Only one bank was listed, and banks make great proxies."
The new shares offered an important play into Mexico's
financial space, becoming only the second large bank to be
publicly traded. In addition to the FIG sector's proxy for the
consumer demand growth play, Mexico's banking sector is
famously underpenetrated in the country's population. The lack
of clear comparables, however, presented something of a
challenge, says Facundo Vazquez, head of LatAm ECM at Bank of
America Merrill Lynch.
The shares were offered at a discount to the bank's slightly
smaller rival Banorte, at around 10-11 times 2013
price/earnings compared with Banorte's 12 times. The deal
valued the bank at more than $17 billion.
The shares have remained above offer price, and were up 21%
at 37.98 pesos as of December 1. This came versus a 2.4%
improvement in the Mexican index during that time.
Santander now plans to IPO its other major subsidiaries
around the globe, with Argentina's Santander Río likely
up next in LatAm - assuming the political climate in the
country allows for it.
In an unusual year where ex-Brazil issuance was greater than
Brazilian issuance, bankers, investors and others are hopeful
the shift towards greater non-Brazilian deals is permanent.

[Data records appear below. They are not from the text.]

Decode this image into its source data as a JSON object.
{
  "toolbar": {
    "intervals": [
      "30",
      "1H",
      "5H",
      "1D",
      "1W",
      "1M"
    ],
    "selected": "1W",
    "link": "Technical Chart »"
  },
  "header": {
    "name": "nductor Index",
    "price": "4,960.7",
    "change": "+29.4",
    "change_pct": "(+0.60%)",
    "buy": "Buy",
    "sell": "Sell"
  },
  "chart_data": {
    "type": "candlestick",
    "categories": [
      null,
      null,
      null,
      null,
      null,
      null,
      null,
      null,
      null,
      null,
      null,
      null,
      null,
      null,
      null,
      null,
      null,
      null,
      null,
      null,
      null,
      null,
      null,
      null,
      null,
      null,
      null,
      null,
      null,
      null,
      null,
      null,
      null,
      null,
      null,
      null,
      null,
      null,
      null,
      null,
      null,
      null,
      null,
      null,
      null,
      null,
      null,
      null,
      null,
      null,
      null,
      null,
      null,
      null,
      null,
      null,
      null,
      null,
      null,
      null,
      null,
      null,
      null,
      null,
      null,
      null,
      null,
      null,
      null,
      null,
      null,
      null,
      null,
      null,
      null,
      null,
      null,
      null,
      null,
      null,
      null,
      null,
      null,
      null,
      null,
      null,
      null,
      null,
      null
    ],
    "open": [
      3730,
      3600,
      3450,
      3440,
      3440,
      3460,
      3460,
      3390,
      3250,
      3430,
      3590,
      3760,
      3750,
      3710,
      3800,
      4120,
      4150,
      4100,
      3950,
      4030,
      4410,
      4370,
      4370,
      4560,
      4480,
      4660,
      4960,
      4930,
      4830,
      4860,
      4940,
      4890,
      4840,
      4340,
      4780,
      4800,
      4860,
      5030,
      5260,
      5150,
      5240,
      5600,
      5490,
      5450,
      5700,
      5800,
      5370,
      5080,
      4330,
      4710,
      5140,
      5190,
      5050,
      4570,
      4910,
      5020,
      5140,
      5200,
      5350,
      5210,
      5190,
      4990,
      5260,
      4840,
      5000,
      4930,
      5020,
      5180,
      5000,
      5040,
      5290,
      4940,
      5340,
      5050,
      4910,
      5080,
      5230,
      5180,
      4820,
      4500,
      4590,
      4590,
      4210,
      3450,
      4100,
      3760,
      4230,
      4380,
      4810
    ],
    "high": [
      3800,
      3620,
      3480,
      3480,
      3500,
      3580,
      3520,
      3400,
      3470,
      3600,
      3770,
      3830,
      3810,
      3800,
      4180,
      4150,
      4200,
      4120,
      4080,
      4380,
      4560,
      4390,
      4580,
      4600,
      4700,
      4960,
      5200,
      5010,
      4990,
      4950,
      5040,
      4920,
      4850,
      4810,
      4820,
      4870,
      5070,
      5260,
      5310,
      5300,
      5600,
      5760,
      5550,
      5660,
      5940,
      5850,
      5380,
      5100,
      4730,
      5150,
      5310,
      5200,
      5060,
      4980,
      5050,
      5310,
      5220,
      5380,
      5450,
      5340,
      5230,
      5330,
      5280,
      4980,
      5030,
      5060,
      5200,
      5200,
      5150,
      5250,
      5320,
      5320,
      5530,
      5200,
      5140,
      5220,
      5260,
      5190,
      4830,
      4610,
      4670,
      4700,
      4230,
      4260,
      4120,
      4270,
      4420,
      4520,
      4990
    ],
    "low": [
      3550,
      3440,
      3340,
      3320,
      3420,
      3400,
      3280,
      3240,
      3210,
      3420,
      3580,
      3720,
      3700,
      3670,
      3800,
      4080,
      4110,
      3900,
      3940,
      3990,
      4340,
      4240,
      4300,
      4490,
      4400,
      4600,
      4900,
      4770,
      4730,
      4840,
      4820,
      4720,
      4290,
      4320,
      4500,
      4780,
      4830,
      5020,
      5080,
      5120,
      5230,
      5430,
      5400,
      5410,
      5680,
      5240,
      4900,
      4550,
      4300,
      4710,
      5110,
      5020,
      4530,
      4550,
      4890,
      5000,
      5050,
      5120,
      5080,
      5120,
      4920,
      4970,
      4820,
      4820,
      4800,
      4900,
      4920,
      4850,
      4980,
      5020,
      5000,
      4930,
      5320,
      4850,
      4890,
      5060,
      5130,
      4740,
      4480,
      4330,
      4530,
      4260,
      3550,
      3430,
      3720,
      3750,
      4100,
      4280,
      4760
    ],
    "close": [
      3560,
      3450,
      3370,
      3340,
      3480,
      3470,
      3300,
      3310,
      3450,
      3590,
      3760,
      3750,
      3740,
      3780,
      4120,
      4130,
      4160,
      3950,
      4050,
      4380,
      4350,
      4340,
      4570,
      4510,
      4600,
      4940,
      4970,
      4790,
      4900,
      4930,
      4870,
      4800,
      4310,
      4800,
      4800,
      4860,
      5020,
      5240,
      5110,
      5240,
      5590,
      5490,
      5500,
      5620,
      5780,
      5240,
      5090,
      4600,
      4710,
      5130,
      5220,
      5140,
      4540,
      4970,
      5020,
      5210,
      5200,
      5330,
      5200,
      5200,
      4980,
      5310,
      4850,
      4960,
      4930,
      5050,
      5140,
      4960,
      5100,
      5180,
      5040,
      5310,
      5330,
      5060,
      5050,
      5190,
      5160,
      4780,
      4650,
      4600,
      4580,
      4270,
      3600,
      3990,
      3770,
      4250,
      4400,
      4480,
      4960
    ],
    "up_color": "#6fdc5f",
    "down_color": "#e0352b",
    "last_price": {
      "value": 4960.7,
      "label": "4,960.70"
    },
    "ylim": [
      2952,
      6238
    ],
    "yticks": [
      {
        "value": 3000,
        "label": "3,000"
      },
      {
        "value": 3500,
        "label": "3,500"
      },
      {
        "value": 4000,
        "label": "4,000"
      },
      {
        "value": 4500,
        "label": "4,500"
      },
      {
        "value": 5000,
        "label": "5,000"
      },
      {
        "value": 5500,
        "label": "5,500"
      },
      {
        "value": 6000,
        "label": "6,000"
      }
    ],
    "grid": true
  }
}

Brazil's large investment banks are beefing up their operations
outside of Brazil in anticipation - even in Mexico, as
Itaú's participation in the transaction
Even if the percentage of new ECM issuance in the region
tips back in Brazil's favor in 2013 - and bankers say it could
easily do so if the right names come at intelligent price
levels - all signs point to a continued increase in volume from
outside of Brazil.
While Santander Mexico undoubtedly is the most significant
ex-Brazil deal in years and has created a tangible market
opening, the permanent effects in Mexico's new issue market are
far from clear. Liquidity, and the large volume the in the
index of stocks of businesses controlled by industrialist
Carlos Slim, remains an issue.
Moreover, the country's small and mid-size corporate owners
are still more reluctant than the regional average to open
their companies up to a public listing. The job ahead is
difficult, but Mexico could not have asked for a better start.